Friday, May 25, 2007
A soggy but successful spring bird walk for tried-and-true birders
After four days of rain, with a light drizzle and more rain probably on the way, it required courage, good boots, and a touch of insanity to wake up at 5:30 on Sunday morning, May 20, for the 36th annual Spring Bird Walk on the Towle Conservation Land. Nevertheless, nine bleary-eyed birders, led by Ken Harte, did just that and were rewarded with the best warbler migration since 1994 plus several unusual species. If anything dampened the spirits of this group, it was not rain but the difficulty of actually seeing many of the treetop singers.
Warbler species seen, mostly around the parking lot, were a Tennessee, a Magnolia, two Black-throated Greens, and two Black-and-whites.

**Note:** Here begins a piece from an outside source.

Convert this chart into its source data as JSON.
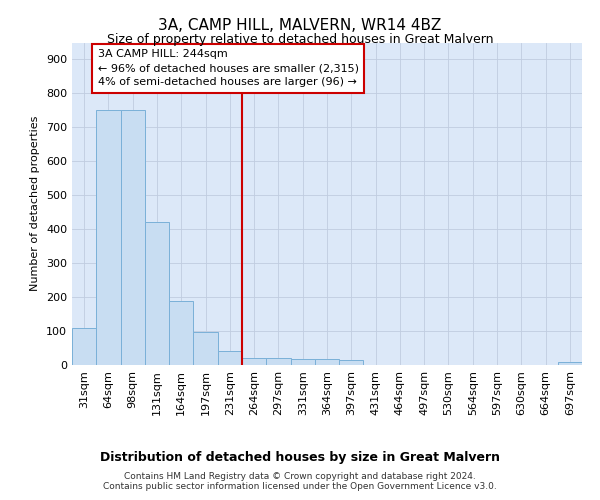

Found singing but seen fleetingly or not at all were a Nashville Warbler, two Black-throated Blue Warblers, an American Redstart, a Common Yellowthroat, a Northern Waterthrush (yes!), and five Ovenbirds.
Other birds of interest were a Least Flycatcher, picked up by D'Ann Brownrigg's sharp ears near the road, just west of the pond (not seen on the Towle Land since 1990), a Green Heron at the pond (for the fourth time in the 36 years of this walk), a Wild Turkey (found at the Towle Land only since 2005), two Eastern Bluebirds, and two male Bobolinks (same as last year).
Not a bird but a fungus were several balls of slimy orange fingers attached to Eastern Red Cedars in the extreme western corner of the land. Liz Carpenter, who happens to be writing a Biodiversity Corner column on this parasite for the Mosquito (see page 12), was thus able to identify it as Cedar-Apple Rust. And three specimens of that rare wildflower Fringed Polygala were found, as they are every year, along the Inner Loop Trail.